Accordingly the synthetic concepts used by historians are either imperfectly defined or, as soon as the elimination of ambiguity is sought for, the concept becomes an abstract ideal type and reveals itself therewith as a theoretical and hence "one-sided" viewpoint which illuminates the aspect of reality with which it can be related. But these concepts are shown to be obviously inappropriate as schema into which reality could be completely integrated. For none of those systems of ideas, which are absolutely indispensable in the understanding of those segments of reality which are meaningful at a particular moment, can exhaust its infinite richness.

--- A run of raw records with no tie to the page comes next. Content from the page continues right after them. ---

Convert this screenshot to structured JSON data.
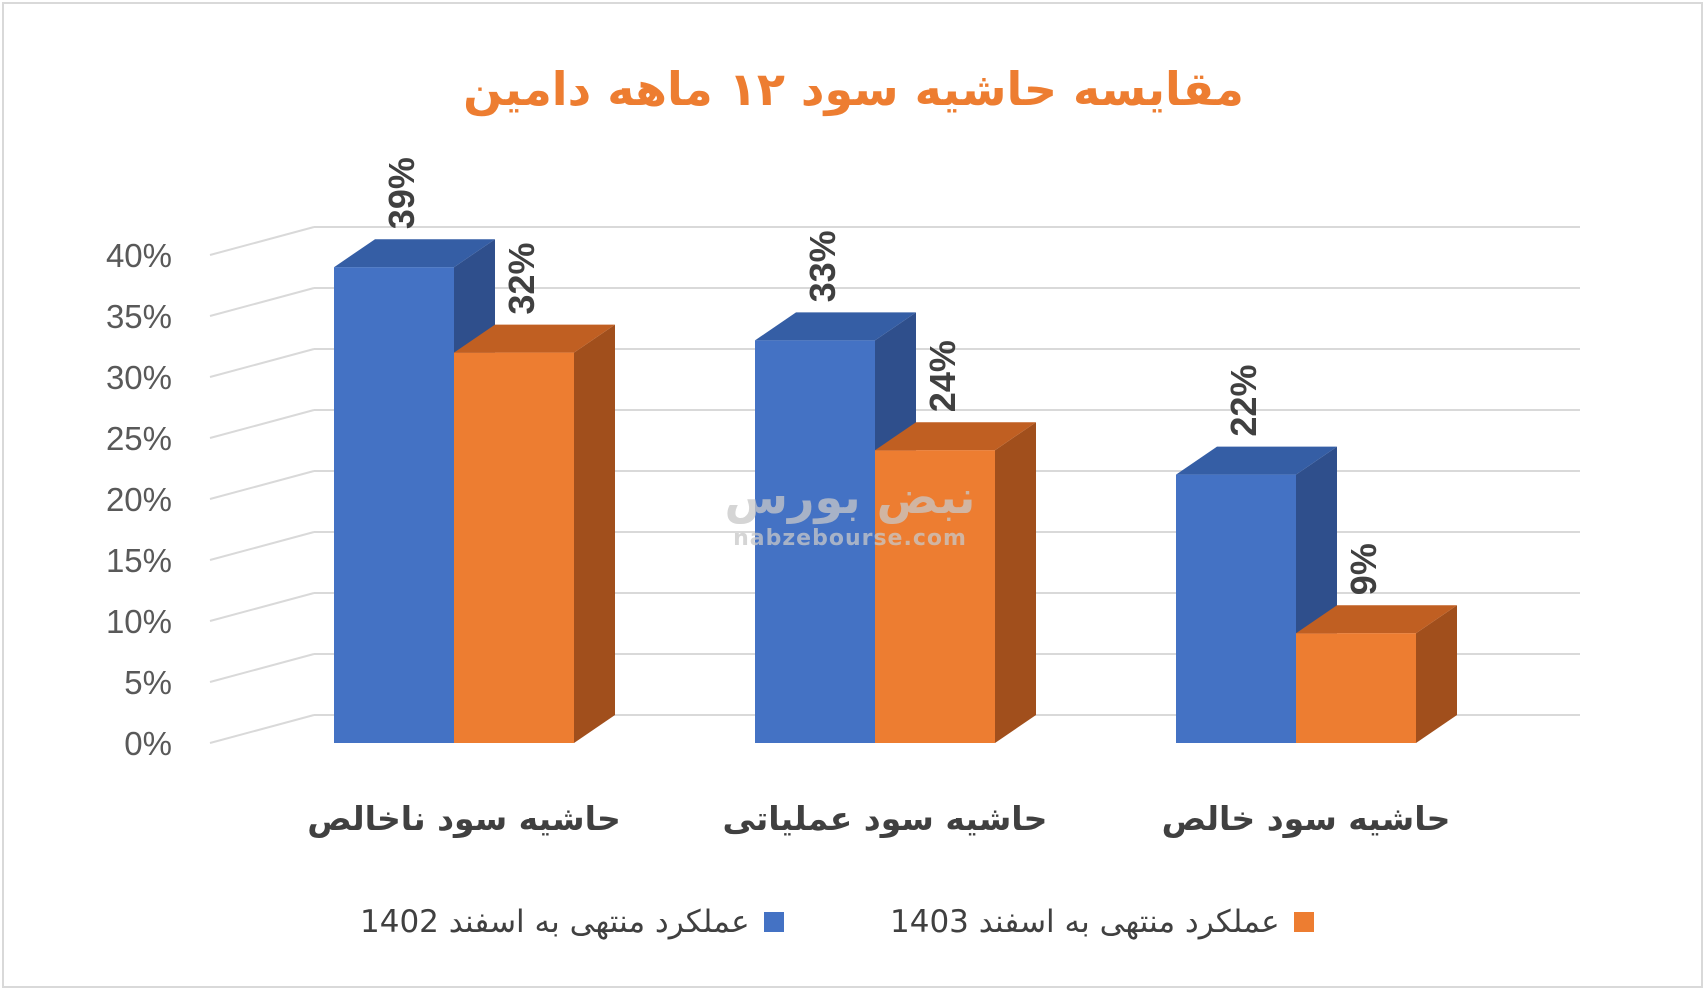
{
  "chart_data": {
    "type": "bar",
    "title": "مقایسه حاشیه سود ۱۲ ماهه دامین",
    "categories": [
      "حاشیه سود ناخالص",
      "حاشیه سود عملیاتی",
      "حاشیه سود خالص"
    ],
    "series": [
      {
        "name": "عملکرد منتهی به اسفند 1402",
        "values": [
          39,
          33,
          22
        ],
        "labels": [
          "39%",
          "33%",
          "22%"
        ],
        "color": "#4472c4"
      },
      {
        "name": "عملکرد منتهی به اسفند 1403",
        "values": [
          32,
          24,
          9
        ],
        "labels": [
          "32%",
          "24%",
          "9%"
        ],
        "color": "#ed7d31"
      }
    ],
    "y_ticks": [
      "0%",
      "5%",
      "10%",
      "15%",
      "20%",
      "25%",
      "30%",
      "35%",
      "40%"
    ],
    "ylim": [
      0,
      40
    ],
    "grid": true,
    "style": "3d-clustered-column",
    "legend_position": "bottom"
  },
  "watermark": {
    "logo": "نبض بورس",
    "site": "nabzebourse.com"
  }
}
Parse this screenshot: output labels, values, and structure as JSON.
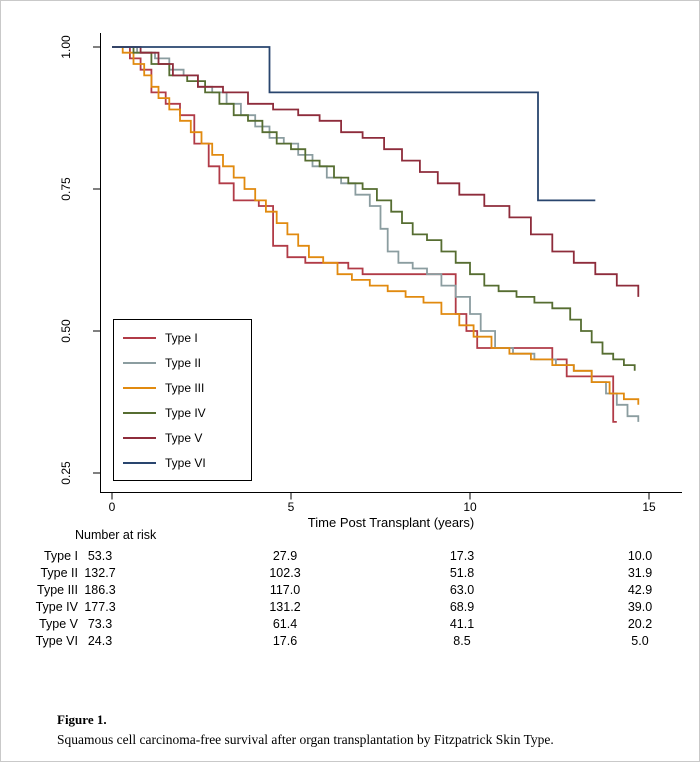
{
  "figure_caption": {
    "label": "Figure 1.",
    "text": "Squamous cell carcinoma-free survival after organ transplantation by Fitzpatrick Skin Type."
  },
  "chart_data": {
    "type": "line",
    "variant": "kaplan-meier-step",
    "title": "",
    "xlabel": "Time Post Transplant (years)",
    "ylabel": "",
    "xlim": [
      0,
      15.2
    ],
    "ylim": [
      0.22,
      1.02
    ],
    "grid": false,
    "x_ticks": [
      "0",
      "5",
      "10",
      "15"
    ],
    "x_tick_values": [
      0,
      5,
      10,
      15
    ],
    "y_ticks": [
      "1.00",
      "0.75",
      "0.50",
      "0.25"
    ],
    "y_tick_values": [
      1.0,
      0.75,
      0.5,
      0.25
    ],
    "legend_position": "inside-left-middle",
    "series": [
      {
        "name": "Type I",
        "color": "#b13b47",
        "points": [
          [
            0,
            1.0
          ],
          [
            0.5,
            0.98
          ],
          [
            0.8,
            0.96
          ],
          [
            1.1,
            0.92
          ],
          [
            1.5,
            0.9
          ],
          [
            1.9,
            0.88
          ],
          [
            2.3,
            0.83
          ],
          [
            2.7,
            0.79
          ],
          [
            3.0,
            0.76
          ],
          [
            3.4,
            0.73
          ],
          [
            4.1,
            0.72
          ],
          [
            4.5,
            0.65
          ],
          [
            4.9,
            0.63
          ],
          [
            5.4,
            0.62
          ],
          [
            6.6,
            0.61
          ],
          [
            7.0,
            0.6
          ],
          [
            9.6,
            0.53
          ],
          [
            9.9,
            0.5
          ],
          [
            10.2,
            0.47
          ],
          [
            12.3,
            0.45
          ],
          [
            12.7,
            0.42
          ],
          [
            14.0,
            0.34
          ],
          [
            14.1,
            0.34
          ]
        ]
      },
      {
        "name": "Type II",
        "color": "#8b9da0",
        "points": [
          [
            0,
            1.0
          ],
          [
            0.7,
            0.99
          ],
          [
            1.2,
            0.98
          ],
          [
            1.6,
            0.96
          ],
          [
            2.0,
            0.95
          ],
          [
            2.4,
            0.93
          ],
          [
            2.8,
            0.92
          ],
          [
            3.2,
            0.9
          ],
          [
            3.6,
            0.88
          ],
          [
            4.0,
            0.86
          ],
          [
            4.4,
            0.84
          ],
          [
            4.8,
            0.83
          ],
          [
            5.2,
            0.81
          ],
          [
            5.6,
            0.79
          ],
          [
            6.0,
            0.77
          ],
          [
            6.4,
            0.76
          ],
          [
            6.8,
            0.74
          ],
          [
            7.2,
            0.72
          ],
          [
            7.5,
            0.68
          ],
          [
            7.7,
            0.64
          ],
          [
            8.0,
            0.62
          ],
          [
            8.4,
            0.61
          ],
          [
            8.8,
            0.6
          ],
          [
            9.2,
            0.58
          ],
          [
            9.6,
            0.56
          ],
          [
            10.0,
            0.53
          ],
          [
            10.3,
            0.5
          ],
          [
            10.7,
            0.47
          ],
          [
            11.2,
            0.46
          ],
          [
            11.8,
            0.45
          ],
          [
            12.4,
            0.44
          ],
          [
            12.9,
            0.43
          ],
          [
            13.4,
            0.41
          ],
          [
            13.8,
            0.39
          ],
          [
            14.1,
            0.37
          ],
          [
            14.4,
            0.35
          ],
          [
            14.7,
            0.34
          ]
        ]
      },
      {
        "name": "Type III",
        "color": "#e18a0f",
        "points": [
          [
            0,
            1.0
          ],
          [
            0.3,
            0.99
          ],
          [
            0.6,
            0.97
          ],
          [
            0.9,
            0.95
          ],
          [
            1.1,
            0.93
          ],
          [
            1.3,
            0.91
          ],
          [
            1.6,
            0.89
          ],
          [
            1.9,
            0.87
          ],
          [
            2.2,
            0.85
          ],
          [
            2.5,
            0.83
          ],
          [
            2.8,
            0.81
          ],
          [
            3.1,
            0.79
          ],
          [
            3.4,
            0.77
          ],
          [
            3.7,
            0.75
          ],
          [
            4.0,
            0.73
          ],
          [
            4.3,
            0.71
          ],
          [
            4.6,
            0.69
          ],
          [
            4.9,
            0.67
          ],
          [
            5.2,
            0.65
          ],
          [
            5.5,
            0.63
          ],
          [
            5.9,
            0.62
          ],
          [
            6.3,
            0.6
          ],
          [
            6.7,
            0.59
          ],
          [
            7.2,
            0.58
          ],
          [
            7.7,
            0.57
          ],
          [
            8.2,
            0.56
          ],
          [
            8.7,
            0.55
          ],
          [
            9.2,
            0.53
          ],
          [
            9.7,
            0.51
          ],
          [
            10.1,
            0.49
          ],
          [
            10.6,
            0.47
          ],
          [
            11.1,
            0.46
          ],
          [
            11.7,
            0.45
          ],
          [
            12.3,
            0.44
          ],
          [
            12.9,
            0.43
          ],
          [
            13.4,
            0.41
          ],
          [
            13.9,
            0.39
          ],
          [
            14.3,
            0.38
          ],
          [
            14.7,
            0.37
          ]
        ]
      },
      {
        "name": "Type IV",
        "color": "#566d31",
        "points": [
          [
            0,
            1.0
          ],
          [
            0.6,
            0.99
          ],
          [
            1.1,
            0.97
          ],
          [
            1.6,
            0.95
          ],
          [
            2.1,
            0.94
          ],
          [
            2.6,
            0.92
          ],
          [
            3.0,
            0.9
          ],
          [
            3.4,
            0.88
          ],
          [
            3.8,
            0.87
          ],
          [
            4.2,
            0.85
          ],
          [
            4.6,
            0.83
          ],
          [
            5.0,
            0.82
          ],
          [
            5.4,
            0.8
          ],
          [
            5.8,
            0.79
          ],
          [
            6.2,
            0.77
          ],
          [
            6.6,
            0.76
          ],
          [
            7.0,
            0.75
          ],
          [
            7.4,
            0.73
          ],
          [
            7.8,
            0.71
          ],
          [
            8.1,
            0.69
          ],
          [
            8.4,
            0.67
          ],
          [
            8.8,
            0.66
          ],
          [
            9.2,
            0.64
          ],
          [
            9.6,
            0.62
          ],
          [
            10.0,
            0.6
          ],
          [
            10.4,
            0.58
          ],
          [
            10.8,
            0.57
          ],
          [
            11.3,
            0.56
          ],
          [
            11.8,
            0.55
          ],
          [
            12.3,
            0.54
          ],
          [
            12.8,
            0.52
          ],
          [
            13.1,
            0.5
          ],
          [
            13.4,
            0.48
          ],
          [
            13.7,
            0.46
          ],
          [
            14.0,
            0.45
          ],
          [
            14.3,
            0.44
          ],
          [
            14.6,
            0.43
          ]
        ]
      },
      {
        "name": "Type V",
        "color": "#8e2c3b",
        "points": [
          [
            0,
            1.0
          ],
          [
            0.8,
            0.99
          ],
          [
            1.3,
            0.97
          ],
          [
            1.7,
            0.95
          ],
          [
            2.4,
            0.93
          ],
          [
            3.1,
            0.92
          ],
          [
            3.8,
            0.9
          ],
          [
            4.5,
            0.89
          ],
          [
            5.2,
            0.88
          ],
          [
            5.8,
            0.87
          ],
          [
            6.4,
            0.85
          ],
          [
            7.0,
            0.84
          ],
          [
            7.6,
            0.82
          ],
          [
            8.1,
            0.8
          ],
          [
            8.6,
            0.78
          ],
          [
            9.1,
            0.76
          ],
          [
            9.7,
            0.74
          ],
          [
            10.4,
            0.72
          ],
          [
            11.1,
            0.7
          ],
          [
            11.7,
            0.67
          ],
          [
            12.3,
            0.64
          ],
          [
            12.9,
            0.62
          ],
          [
            13.5,
            0.6
          ],
          [
            14.1,
            0.58
          ],
          [
            14.7,
            0.56
          ]
        ]
      },
      {
        "name": "Type VI",
        "color": "#29456e",
        "points": [
          [
            0,
            1.0
          ],
          [
            4.4,
            0.92
          ],
          [
            11.9,
            0.73
          ],
          [
            13.5,
            0.73
          ]
        ]
      }
    ],
    "risk_table": {
      "title": "Number at risk",
      "times": [
        0,
        5,
        10,
        15
      ],
      "rows": [
        {
          "label": "Type I",
          "values": [
            "53.3",
            "27.9",
            "17.3",
            "10.0"
          ]
        },
        {
          "label": "Type II",
          "values": [
            "132.7",
            "102.3",
            "51.8",
            "31.9"
          ]
        },
        {
          "label": "Type III",
          "values": [
            "186.3",
            "117.0",
            "63.0",
            "42.9"
          ]
        },
        {
          "label": "Type IV",
          "values": [
            "177.3",
            "131.2",
            "68.9",
            "39.0"
          ]
        },
        {
          "label": "Type V",
          "values": [
            "73.3",
            "61.4",
            "41.1",
            "20.2"
          ]
        },
        {
          "label": "Type VI",
          "values": [
            "24.3",
            "17.6",
            "8.5",
            "5.0"
          ]
        }
      ]
    }
  }
}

Contrast this with Marx's effort at conceptual closure by providing an integrated schema for capitalist society of its forces and relations of production; its economic structure; and its political and cultural superstructure (link). Here is a famous passage from Marx's Preface to A Contribution to the Critique of Political Economy (1859):
In the social production of their existence, men inevitably enter into definite relations, which are independent of their will, namely relations of production appropriate to a given stage in the development of their material forces of production. The totality of these relations of production constitutes the economic structure of society, the real foundation, on which arises a legal and political superstructure and to which correspond definite forms of social consciousness. The mode of production of material life conditions the general process of social, political and intellectual life. It is not the consciousness of men that determines their existence, but their social existence that determines their consciousness. At a certain stage of development, the material productive forces of society come into conflict with the existing relations of production or – this merely expresses the same thing in legal terms – with the property relations within the framework of which they have operated hitherto. From forms of development of the productive forces these relations turn into their fetters. Then begins an era of social revolution. The changes in the economic foundation lead sooner or later to the transformation of the whole immense superstructure.
In studying such transformations it is always necessary to distinguish between the material transformation of the economic conditions of production, which can be determined with the precision of natural science, and the legal, political, religious, artistic or philosophic – in short, ideological forms in which men become conscious of this conflict and fight it out. Just as one does not judge an individual by what he thinks about himself, so one cannot judge such a period of transformation by its consciousness, but, on the contrary, this consciousness must be explained from the contradictions of material life, from the conflict existing between the social forces of production and the relations of production. No social order is ever destroyed before all the productive forces for which it is sufficient have been developed, and new superior relations of production never replace older ones before the material conditions for their existence have matured within the framework of the old society.